The work of food systems organizations brings together planners, community organizers, public health professionals, food producers, distributors, and many others to transform food systems through direct activity in communities, and collective work across organizations and regions. Many food systems actors in Ontario have identified a fundamental challenge: moving from collaboration to action within their region. While many regions have moved forward by identifying strategies and goals, through lengthy processes, increasingly organizations engaged in regional networks have identified that they would be well-served by a project that could uncover and share a suite of successful pathways to action employed by similar regional food systems networks.

These pathways must address a wide variety of contexts and stumbling blocks, including the challenges of engaging policy-makers; finding ways to identify and include relevant, absent voices; creating a space where uncomfortable conversations can lead to constructive engagement; integrating urban, suburban and rural goals; and agreeing on a specific area of focus in a food system rife with issues, among organizations whose mandates target not only food but health, climate change, rural development, reconciliation, poverty and social justice, among others.

While overall strategies or goals may be present and agreed upon, these regions need support identifying how to start implementing activities.
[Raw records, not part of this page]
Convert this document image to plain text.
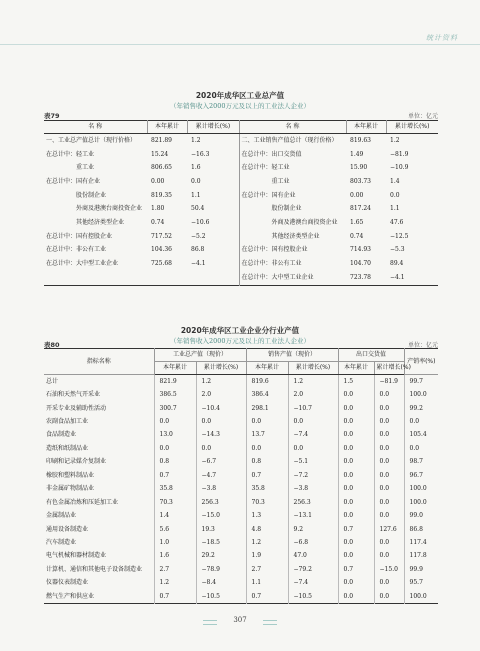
统计资料
2020年成华区工业总产值
（年销售收入2000万元及以上的工业法人企业）
表79	单位：亿元
名 称	本年累计	累计增长(%)	名 称	本年累计	累计增长(%)
一、工业总产值总计（现行价格）	821.89	1.2	二、工业销售产值总计（现行价格）	819.63	1.2
在总计中：轻工业	15.24	−16.3	在总计中：出口交货值	1.49	−81.9
　　　　　重工业	806.65	1.6	在总计中：轻工业	15.90	−10.9
在总计中：国有企业	0.00	0.0	　　　　　重工业	803.73	1.4
　　　　　股份制企业	819.35	1.1	在总计中：国有企业	0.00	0.0
　　　　　外商及港澳台商投资企业	1.80	50.4	　　　　　股份制企业	817.24	1.1
　　　　　其他经济类型企业	0.74	−10.6	　　　　　外商及港澳台商投资企业	1.65	47.6
在总计中：国有控股企业	717.52	−5.2	　　　　　其他经济类型企业	0.74	−12.5
在总计中：非公有工业	104.36	86.8	在总计中：国有控股企业	714.93	−5.3
在总计中：大中型工业企业	725.68	−4.1	在总计中：非公有工业	104.70	89.4
			在总计中：大中型工业企业	723.78	−4.1
2020年成华区工业企业分行业产值
（年销售收入2000万元及以上的工业法人企业）
表80	单位：亿元
指标名称	工业总产值（现价）		销售产值（现价）		出口交货值		产销率(%)
	本年累计	累计增长(%)	本年累计	累计增长(%)	本年累计	累计增长(%)	
总计	821.9	1.2	819.6	1.2	1.5	−81.9	99.7
石油和天然气开采业	386.5	2.0	386.4	2.0	0.0	0.0	100.0
开采专业及辅助性活动	300.7	−10.4	298.1	−10.7	0.0	0.0	99.2
农副食品加工业	0.0	0.0	0.0	0.0	0.0	0.0	0.0
食品制造业	13.0	−14.3	13.7	−7.4	0.0	0.0	105.4
造纸和纸制品业	0.0	0.0	0.0	0.0	0.0	0.0	0.0
印刷和记录媒介复制业	0.8	−6.7	0.8	−5.1	0.0	0.0	98.7
橡胶和塑料制品业	0.7	−4.7	0.7	−7.2	0.0	0.0	96.7
非金属矿物制品业	35.8	−3.8	35.8	−3.8	0.0	0.0	100.0
有色金属冶炼和压延加工业	70.3	256.3	70.3	256.3	0.0	0.0	100.0
金属制品业	1.4	−15.0	1.3	−13.1	0.0	0.0	99.0
通用设备制造业	5.6	19.3	4.8	9.2	0.7	127.6	86.8
汽车制造业	1.0	−18.5	1.2	−6.8	0.0	0.0	117.4
电气机械和器材制造业	1.6	29.2	1.9	47.0	0.0	0.0	117.8
计算机、通信和其他电子设备制造业	2.7	−78.9	2.7	−79.2	0.7	−15.0	99.9
仪器仪表制造业	1.2	−8.4	1.1	−7.4	0.0	0.0	95.7
燃气生产和供应业	0.7	−10.5	0.7	−10.5	0.0	0.0	100.0
307
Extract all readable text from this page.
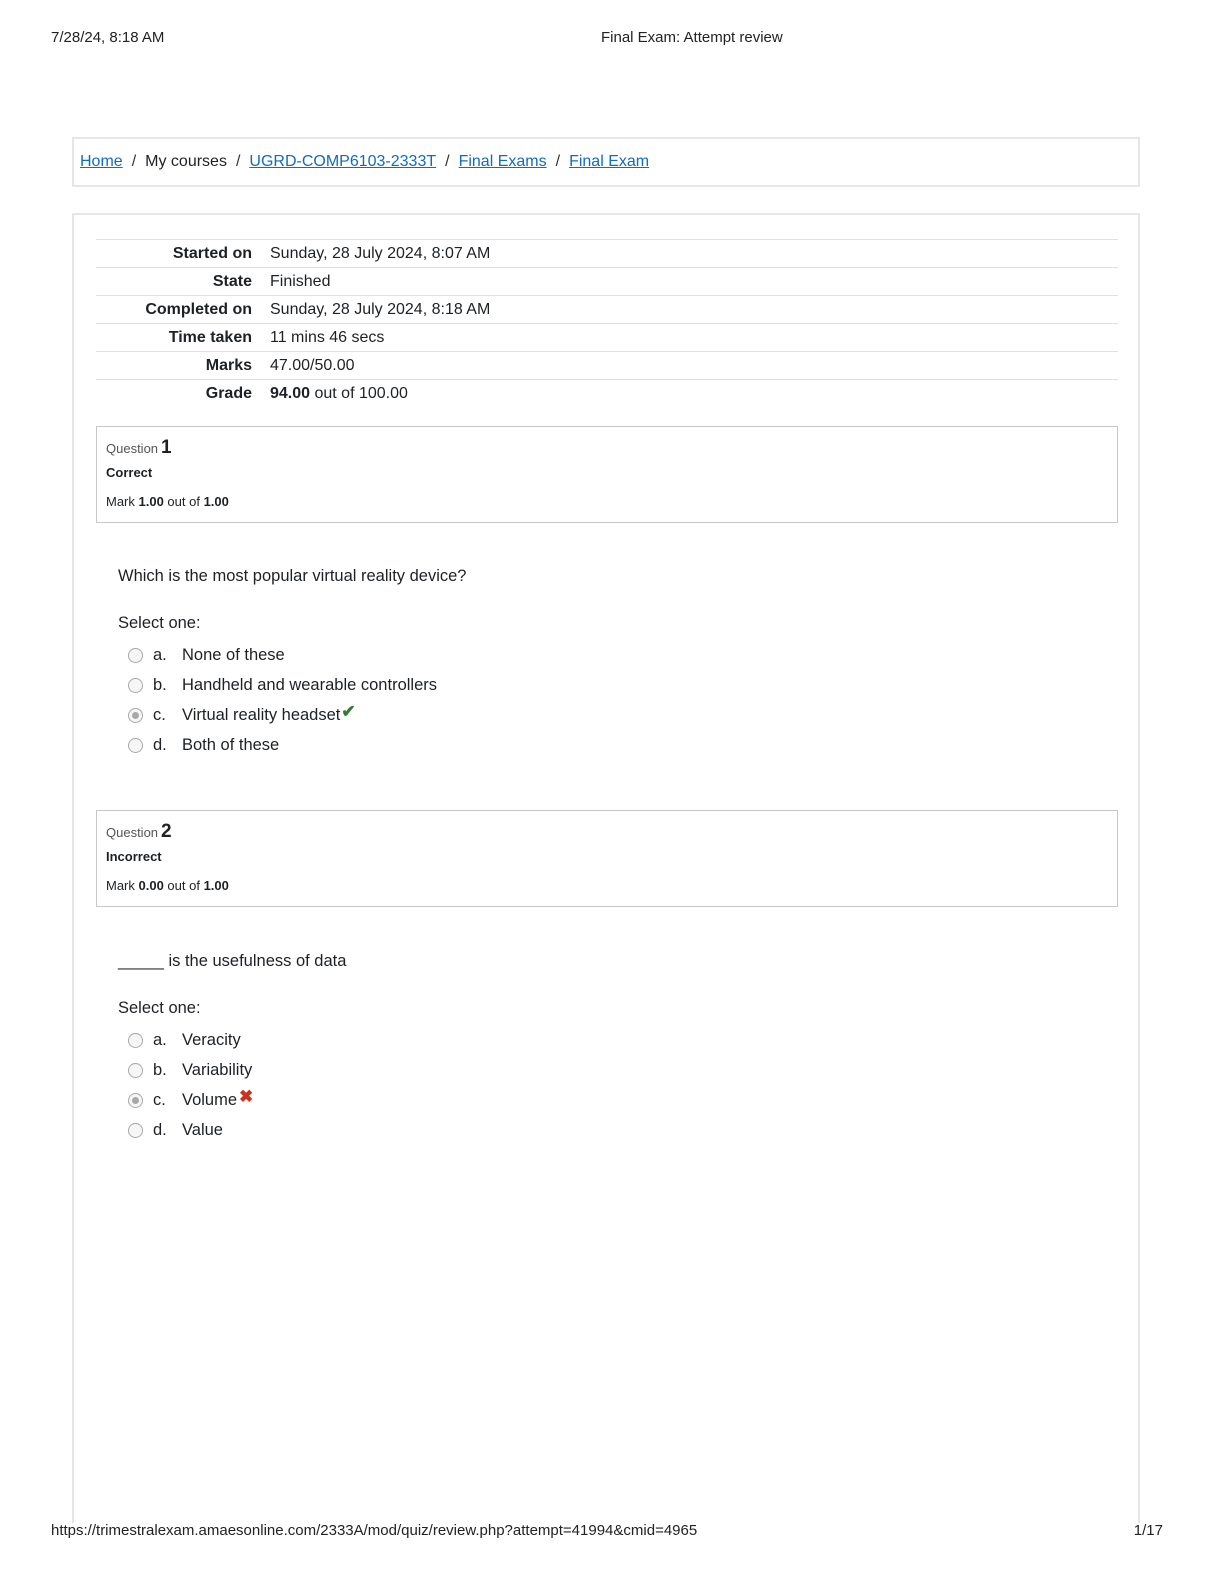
7/28/24, 8:18 AM	Final Exam: Attempt review
Home / My courses / UGRD-COMP6103-2333T / Final Exams / Final Exam
Started on	Sunday, 28 July 2024, 8:07 AM
State	Finished
Completed on	Sunday, 28 July 2024, 8:18 AM
Time taken	11 mins 46 secs
Marks	47.00/50.00
Grade	94.00 out of 100.00
Question 1
Correct
Mark 1.00 out of 1.00
Which is the most popular virtual reality device?
Select one:
a. None of these
b. Handheld and wearable controllers
c. Virtual reality headset ✔
d. Both of these
Question 2
Incorrect
Mark 0.00 out of 1.00
_____ is the usefulness of data
Select one:
a. Veracity
b. Variability
c. Volume ✖
d. Value
https://trimestralexam.amaesonline.com/2333A/mod/quiz/review.php?attempt=41994&cmid=4965	1/17
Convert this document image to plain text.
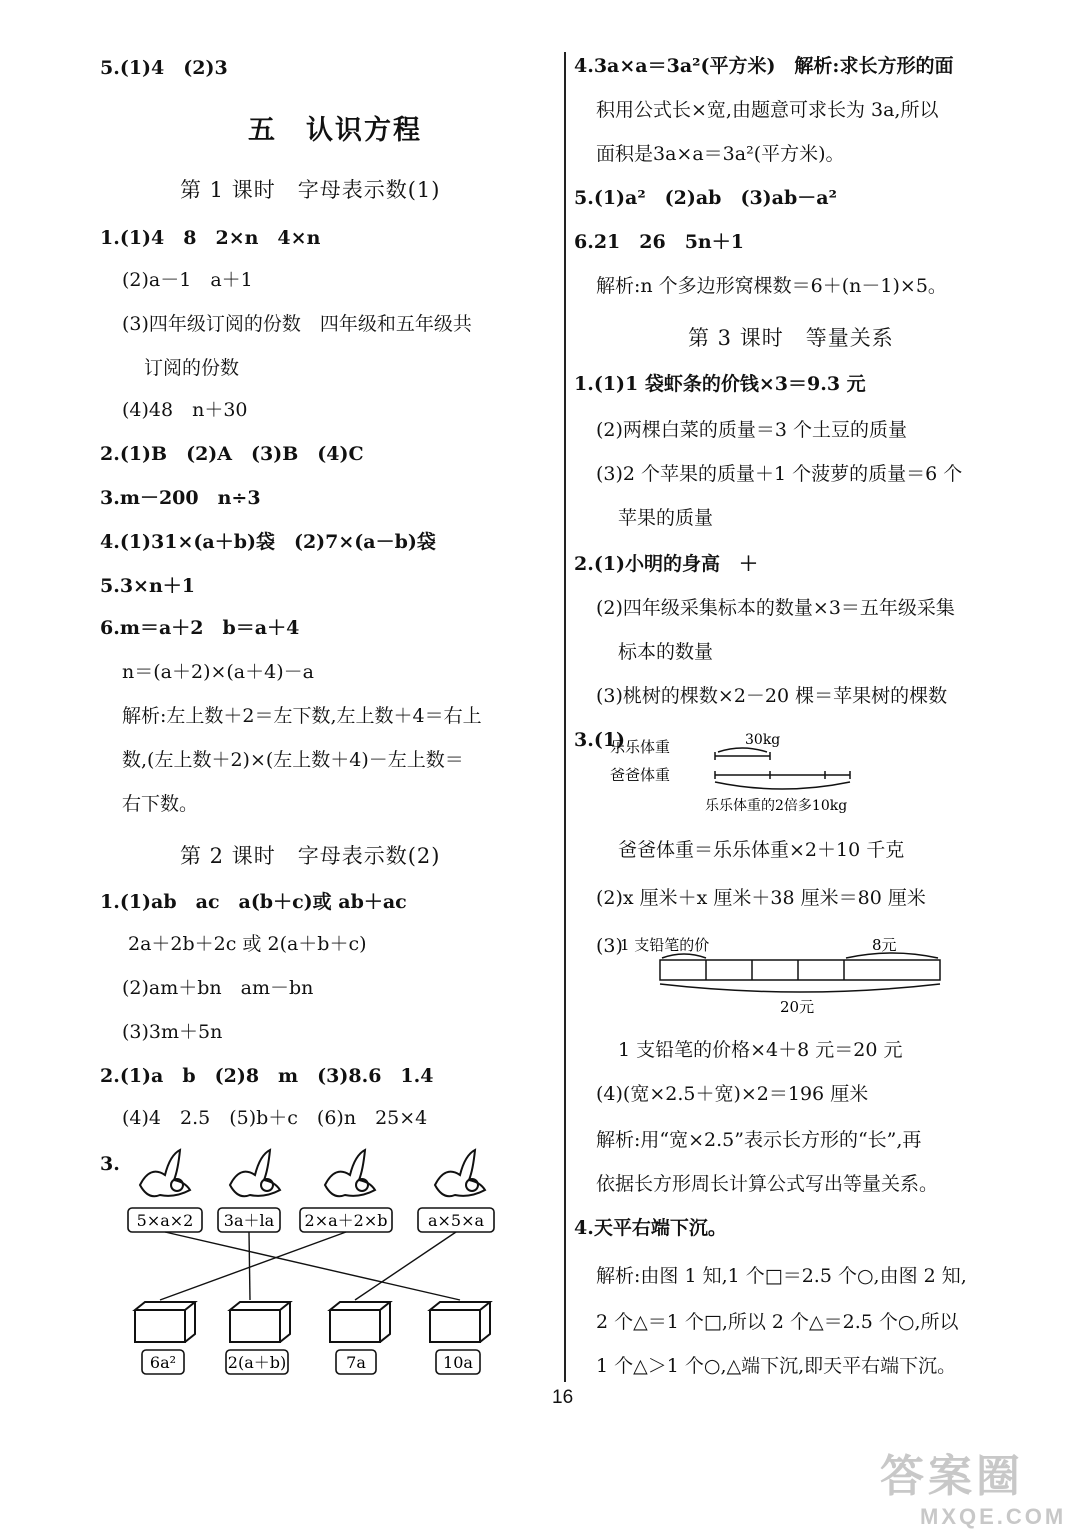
5.(1)4　(2)3
五　认识方程
第 1 课时　字母表示数(1)
1.(1)4　8　2×n　4×n
(2)a－1　a＋1
(3)四年级订阅的份数　四年级和五年级共
订阅的份数
(4)48　n＋30
2.(1)B　(2)A　(3)B　(4)C
3.m－200　n÷3
4.(1)31×(a＋b)袋　(2)7×(a－b)袋
5.3×n＋1
6.m＝a＋2　b＝a＋4
n＝(a＋2)×(a＋4)－a
解析:左上数＋2＝左下数,左上数＋4＝右上
数,(左上数＋2)×(左上数＋4)－左上数＝
右下数。
第 2 课时　字母表示数(2)
1.(1)ab　ac　a(b＋c)或 ab＋ac
2a＋2b＋2c 或 2(a＋b＋c)
(2)am＋bn　am－bn
(3)3m＋5n
2.(1)a　b　(2)8　m　(3)8.6　1.4
(4)4　2.5　(5)b＋c　(6)n　25×4
3.
5×a×2 3a＋la 2×a＋2×b	a×5×a
6a²	2(a＋b)	7a	10a
4.3a×a＝3a²(平方米)　解析:求长方形的面
积用公式长×宽,由题意可求长为 3a,所以
面积是3a×a＝3a²(平方米)。
5.(1)a²　(2)ab　(3)ab－a²
6.21　26　5n＋1
解析:n 个多边形窝棵数＝6＋(n－1)×5。
第 3 课时　等量关系
1.(1)1 袋虾条的价钱×3＝9.3 元
(2)两棵白菜的质量＝3 个土豆的质量
(3)2 个苹果的质量＋1 个菠萝的质量＝6 个
苹果的质量
2.(1)小明的身高　＋
(2)四年级采集标本的数量×3＝五年级采集
标本的数量
(3)桃树的棵数×2－20 棵＝苹果树的棵数
3.(1)
爸爸体重＝乐乐体重×2＋10 千克
(2)x 厘米＋x 厘米＋38 厘米＝80 厘米
(3)
1 支铅笔的价格×4＋8 元＝20 元
(4)(宽×2.5＋宽)×2＝196 厘米
解析:用“宽×2.5”表示长方形的“长”,再
依据长方形周长计算公式写出等量关系。
4.天平右端下沉。
解析:由图 1 知,1 个□＝2.5 个○,由图 2 知,
2 个△＝1 个□,所以 2 个△＝2.5 个○,所以
1 个△＞1 个○,△端下沉,即天平右端下沉。
乐乐体重
爸爸体重
30kg
乐乐体重的2倍多10kg
1 支铅笔的价	8元
20元
16
答案圈
MXQE.COM
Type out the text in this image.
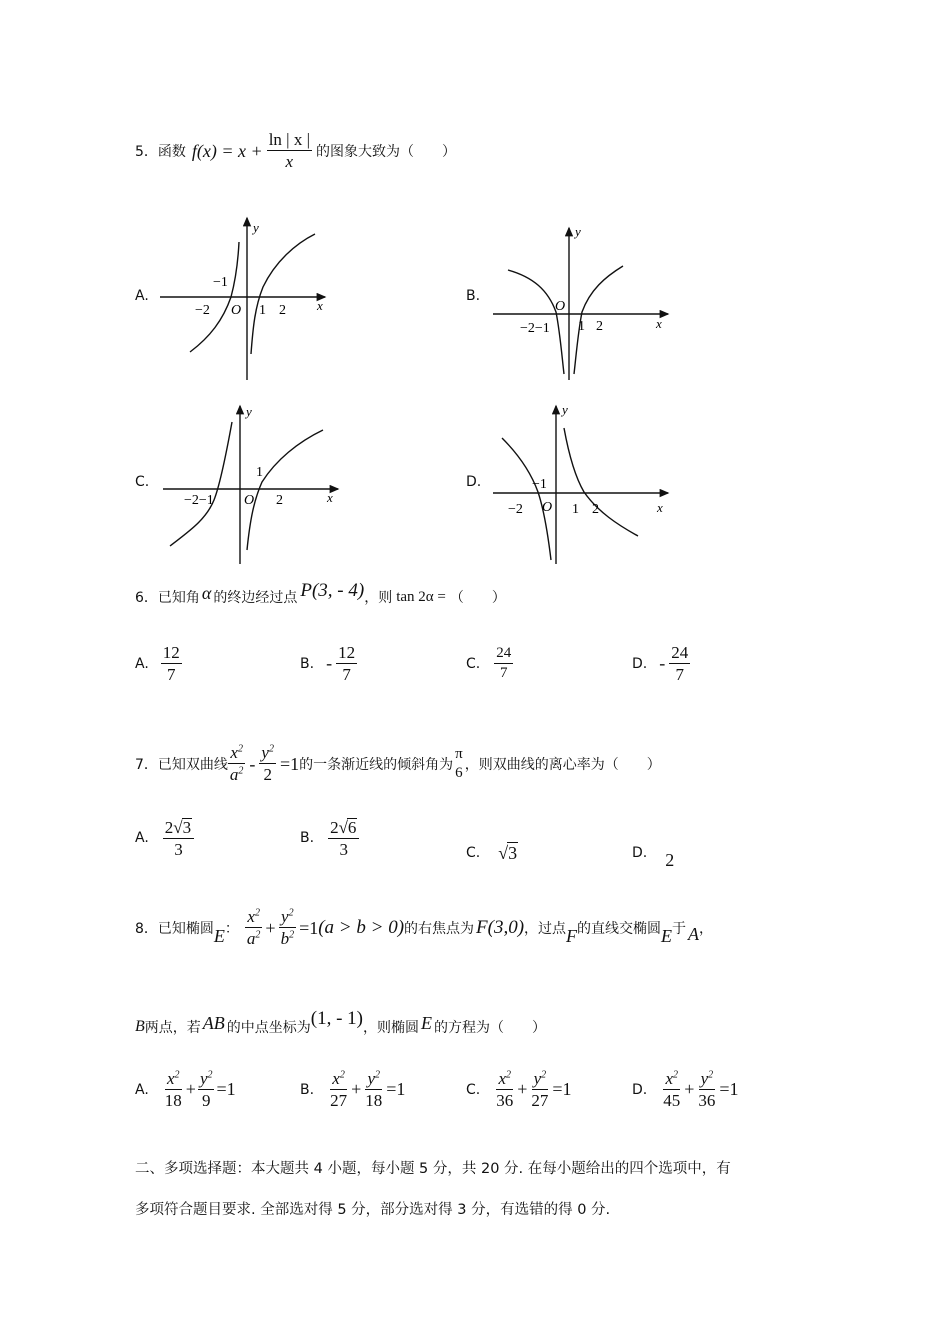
5．函数 $f(x) = x + \frac{\ln | x |}{x}$ 的图象大致为（　　）
A.	B.
C.	D.
y
x
O
−2
−1
1 2
y
x
O
−2−1 1 2
y
x
O
−2−1
1
2
y
x
O
−1
−2	1 2
6．已知角 α 的终边经过点 P(3, - 4) ，则 tan 2α = （　　）
A. $\frac{12}{7}$	B. - $\frac{12}{7}$	C. $\frac{24}{7}$	D. - $\frac{24}{7}$
7．已知双曲线 $\frac{x^2}{a^2} - \frac{y^2}{2} =1$ 的一条渐近线的倾斜角为
π
6 ，则双曲线的离心率为（　　）
A. $\frac{2√3}{3}$	B. $\frac{2√6}{3}$	C. √3	D. 2
8．已知椭圆 E ： $\frac{x^2}{a^2} + \frac{y^2}{b^2} =1$ (a > b > 0) 的右焦点为 F(3,0) ，过点 F 的直线交椭圆 E 于 A ，
B 两点，若 AB 的中点坐标为 (1, - 1) ，则椭圆 E 的方程为（　　）
A. $\frac{x^2}{18} + \frac{y^2}{9} =1$	B. $\frac{x^2}{27} + \frac{y^2}{18} =1$	C. $\frac{x^2}{36} + \frac{y^2}{27} =1$	D. $\frac{x^2}{45} + \frac{y^2}{36} =1$
二、多项选择题：本大题共 4 小题，每小题 5 分，共 20 分. 在每小题给出的四个选项中，有
多项符合题目要求. 全部选对得 5 分，部分选对得 3 分，有选错的得 0 分.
This project will collect, examine and evaluate existing, effective tools and practices in order to curate and share them between all regional networks in the province. The focus will be on what works—approaches that generate tangible, positive actions and outcomes that, in turn, might seed transformation in regional food systems.

To be clear, research will not be limited to successful food systems network approaches. The partners are interested in any and all approaches that have showed success in mobilizing and catalysing to action networks in any context that is relevant to their current reality. This might include social movements, climate change action groups, political protests, or other outside-the-box approaches that have relevant lessons.

After meeting with representatives from the partner organizations to establish the context and research parameters that will support each region, the successful applicant will:

  1. Compile and summarize best practices and approaches used with success by networks in various contexts and across sectors, with a focus on successfully moving networks from strategy to action.
  2. Identify contextual distinctions leading to success within different examples.
  3. Produce a research report, clear language summaries and infographics as appropriate.

The researcher’s reports (both plain language and infographic) will feed into a community of practice where these regions and others can share experiences and observations. This work will also lend itself well to academic publication.